Carnet du petit Tom : Physique, biologie et évolution...

21 octobre 2006

Citations : une approche physique !

Je continue ma partie de ping-pong par blogs interposés avec Enro à propos de l'évaluation des chercheurs. Un des commentateurs du dernier billet d'Enro pointait la possibilité d'un processus autocatalytique dans le nombre de citations. Mon sang de physicien n'a alors fait qu'un tour : il y a forcément des gens qui ont regardé les lois de distributions du nombre de citations. Voilà qui devrait être informatif !

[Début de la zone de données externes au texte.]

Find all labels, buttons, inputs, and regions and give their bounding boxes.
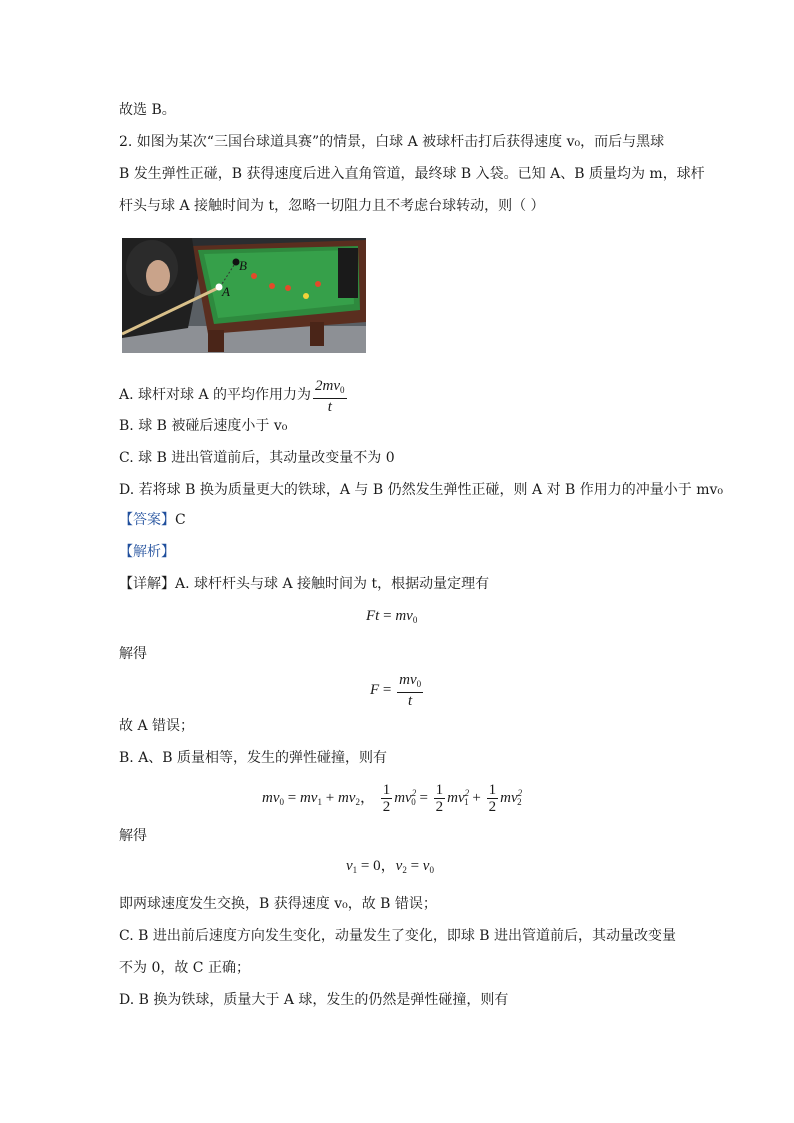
label-a: A [222, 284, 230, 299]
detail-b-conclusion: 即两球速度发生交换，B 获得速度 v₀，故 B 错误； [119, 896, 437, 912]
question-line-1: 2. 如图为某次“三国台球道具赛”的情景，白球 A 被球杆击打后获得速度 v₀，而后与黑球 [119, 134, 665, 150]
equation-elastic-collision: $mv_0 = mv_1 + mv_2$， $\frac{1}{2}$ $mv^2_0$ = $\frac{1}{2}$ $mv^2_1$ + $\frac{1}{2}$ $mv^2_2$ [262, 782, 523, 815]
intro-line: 故选 B。 [119, 102, 176, 118]
question-line-2: B 发生弹性正碰，B 获得速度后进入直角管道，最终球 B 入袋。已知 A、B 质量均为 m，球杆 [119, 166, 705, 182]
detail-d: D. B 换为铁球，质量大于 A 球，发生的仍然是弹性碰撞，则有 [119, 992, 509, 1008]
detail-c-line-1: C. B 进出前后速度方向发生变化，动量发生了变化，即球 B 进出管道前后，其动量改变量 [119, 928, 677, 944]
answer [119, 510, 186, 530]
detail-c-line-2: 不为 0，故 C 正确； [119, 960, 250, 976]
answer-value: C [175, 512, 186, 528]
option-d: D. 若将球 B 换为质量更大的铁球，A 与 B 仍然发生弹性正碰，则 A 对 B 作用力的冲量小于 mv₀ [119, 482, 724, 498]
solve-line-1: 解得 [119, 646, 147, 662]
question-line-3: 杆头与球 A 接触时间为 t，忽略一切阻力且不考虑台球转动，则（ ） [119, 198, 545, 214]
detail-a-conclusion: 故 A 错误； [119, 718, 195, 734]
option-c: C. 球 B 进出管道前后，其动量改变量不为 0 [119, 450, 395, 466]
billiards-photo [122, 238, 366, 353]
answer-label: 【答案】 [119, 512, 175, 528]
analysis-label: 【解析】 [119, 544, 175, 560]
detail-b: B. A、B 质量相等，发生的弹性碰撞，则有 [119, 750, 388, 766]
equation-velocities: $v_1 = 0$，$v_2 = v_0$ [346, 858, 434, 875]
equation-momentum-theorem: $Ft = mv_0$ [366, 608, 418, 625]
label-b: B [239, 258, 247, 273]
solve-line-2: 解得 [119, 828, 147, 844]
option-b: B. 球 B 被碰后速度小于 v₀ [119, 418, 288, 434]
option-a: A. 球杆对球 A 的平均作用力为 $\frac{2mv_0}{t}$ [119, 378, 345, 415]
billiards-illustration [122, 238, 366, 353]
detail-a: 【详解】A. 球杆杆头与球 A 接触时间为 t，根据动量定理有 [119, 576, 490, 592]
equation-force: F = $\frac{mv_0}{t}$ [370, 672, 422, 709]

Un physicien (S. Redner) a effectivement regardé récemment la dynamique des citations pour les articles parus dans Physical Review. L'article est en accès libre sur arXiv.

Petit résumé :
- Le nombre d'articles publiés est très corrélé au nombre d'articles qui citent. La croissance est de plus exponentielle sur un siècle. La corrélation s'explique par le fait qu'on a tendance à citer les articles récents.
- la loi de distribution des nombre de citations versus le nombre d'articles est la fameuse loi de puissance, ou loi de Zipf ! Cette loi se retrouve un peu partout en physique (anecdote biologique : c'est aussi la loi de distribution des réseaux génétiques). Le modèle standard pour expliquer cette loi est le modèle dit d'attachement préférentiel. L'idée est simple : considérez un réseau avec des noeuds (ici les publications) et les liens (ici les citations). Imaginez qu'on ajoute maintenant un noeud et les liens associés (qu'on écrive une nouvelle publication en citant d'autres publications). Le modèle d'attachement préférentiel stipule alors que vous allez créer des liens entre votre nouveau noeud et les anciens noeuds avec une probabilité en gros proportionnelle au nombre de liens par noeuds existant. En d'autres termes, plus un article est déjà cité, plus vous aurez de chance de le citer. NB : Redner affirme voir dans son article un biais pour les articles faiblement cités, biais qu'il attribue aux auto-citations !
- Un résultat très intéressant lié à notre petite polémique sur le nombre de citations. Redner a regardé l'évolution du nombre de citations pour certains articles historiques, qualifiés de "Sleeping beauties" car très peu cités lors de leur publication, avant d'être massivement cités. Un papier de Zener (inventeur de la diode du même nom) écrit en 1951 a eu 17 citations entre 51 et 61, 7 citations entre 61 et 71, 9 citations entre 71 et 81, 4 citations entre 81et 91, et... 600 citations depuis !!! Zener est mort en 1993... Parmi ces auteurs très en avance, quelques noms connus pour d'autres travaux : Einstein, Feynman, De Gennes...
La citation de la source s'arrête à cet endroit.